The determination of the age in which Vedic literature started and flourished has its consequences for the Aryan Invasion question. The oldest text, the Rg-Veda, is full of precise references to places and natural phenomena in what are now Panjab and Haryana, and was unmistakably composed in that part of India. The date at which it was composed is a firm terminus ante quem for the entry of the Vedic Aryans into India. They may have come from abroad or they may have been fully native, but by the time of the Rg-Veda, they were certainly Indians without memory of a foreign homeland.

In a rather shoddy way, Friedrich Max Muller launched the hypothesis that the Rg-Veda had to be dated to about 1200 BC, and eventhough he later retracted it, that arbitrary guess has become the orthodoxy.1 It is forgotten too often that in his own day, other scholars rejected this extremely late date on a variety of grounds.
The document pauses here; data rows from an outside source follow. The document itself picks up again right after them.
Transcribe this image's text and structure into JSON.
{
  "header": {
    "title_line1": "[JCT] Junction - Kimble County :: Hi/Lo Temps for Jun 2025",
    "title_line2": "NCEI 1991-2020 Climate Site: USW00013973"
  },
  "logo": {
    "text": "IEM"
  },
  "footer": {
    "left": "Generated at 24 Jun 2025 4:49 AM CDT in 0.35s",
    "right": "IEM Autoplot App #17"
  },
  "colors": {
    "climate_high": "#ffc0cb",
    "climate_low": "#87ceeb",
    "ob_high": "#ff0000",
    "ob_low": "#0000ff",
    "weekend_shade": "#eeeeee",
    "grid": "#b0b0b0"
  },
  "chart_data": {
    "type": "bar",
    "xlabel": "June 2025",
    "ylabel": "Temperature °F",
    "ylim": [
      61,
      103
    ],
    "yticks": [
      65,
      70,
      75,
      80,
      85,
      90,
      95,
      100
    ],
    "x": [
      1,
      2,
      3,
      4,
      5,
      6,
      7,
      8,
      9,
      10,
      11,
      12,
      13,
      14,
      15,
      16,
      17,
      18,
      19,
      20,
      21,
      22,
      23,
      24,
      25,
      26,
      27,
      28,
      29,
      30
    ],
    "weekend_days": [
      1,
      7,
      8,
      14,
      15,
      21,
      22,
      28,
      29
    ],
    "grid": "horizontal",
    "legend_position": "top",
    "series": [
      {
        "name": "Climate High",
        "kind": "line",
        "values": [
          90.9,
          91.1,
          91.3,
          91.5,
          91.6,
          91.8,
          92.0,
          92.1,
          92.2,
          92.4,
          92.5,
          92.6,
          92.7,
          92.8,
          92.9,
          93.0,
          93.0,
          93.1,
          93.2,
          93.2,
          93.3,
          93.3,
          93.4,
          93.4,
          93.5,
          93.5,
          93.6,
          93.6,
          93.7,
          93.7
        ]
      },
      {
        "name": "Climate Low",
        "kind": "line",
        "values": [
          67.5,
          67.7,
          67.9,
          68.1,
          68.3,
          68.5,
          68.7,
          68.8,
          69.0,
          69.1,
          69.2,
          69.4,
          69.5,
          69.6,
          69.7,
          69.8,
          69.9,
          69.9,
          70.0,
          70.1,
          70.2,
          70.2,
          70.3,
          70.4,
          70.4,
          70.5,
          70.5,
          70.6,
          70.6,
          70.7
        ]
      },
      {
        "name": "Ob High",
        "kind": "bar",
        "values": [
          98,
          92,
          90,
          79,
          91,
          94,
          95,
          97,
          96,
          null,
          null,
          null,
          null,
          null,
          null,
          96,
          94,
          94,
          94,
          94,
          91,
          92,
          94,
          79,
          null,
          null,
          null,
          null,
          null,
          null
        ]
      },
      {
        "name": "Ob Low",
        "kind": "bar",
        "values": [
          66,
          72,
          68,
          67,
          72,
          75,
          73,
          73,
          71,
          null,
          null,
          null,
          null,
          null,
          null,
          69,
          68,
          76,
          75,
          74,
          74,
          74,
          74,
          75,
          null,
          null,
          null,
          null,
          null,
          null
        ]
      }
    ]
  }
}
Maurice Winternitz based his estimate on purely philological considerations: ‘We cannot explain the development of the whole of this great literature if we assume as late a date as round about 1200 BC or 1500 BC as its starting-point.’2 Isn’t it refreshing to find how logical and unprejudiced the early researchers were? You cannot credibly cram the complicated linguistic, cultural and philosophical developments which are in evidence in Vedic literature, into just a few centuries.

But since this argument of plausibility can always be countered with the argument that unlikely developments are not strictly impossible, we need a firmer basis to decide this chronological question. The most explicit chronology would be provided by astronomical markers of time.

Footnotes:



  1. The story of Max Muller’s chronology and its impact is told by N.S Rajaram: The Politics of History, Voice of India, Delhi 1995, ch.3. 

  2. M. Winternitz: History of Indian Literature (1907, reprint by Motilal Banarsidass, Delhi 1987), vol. 1, p.288.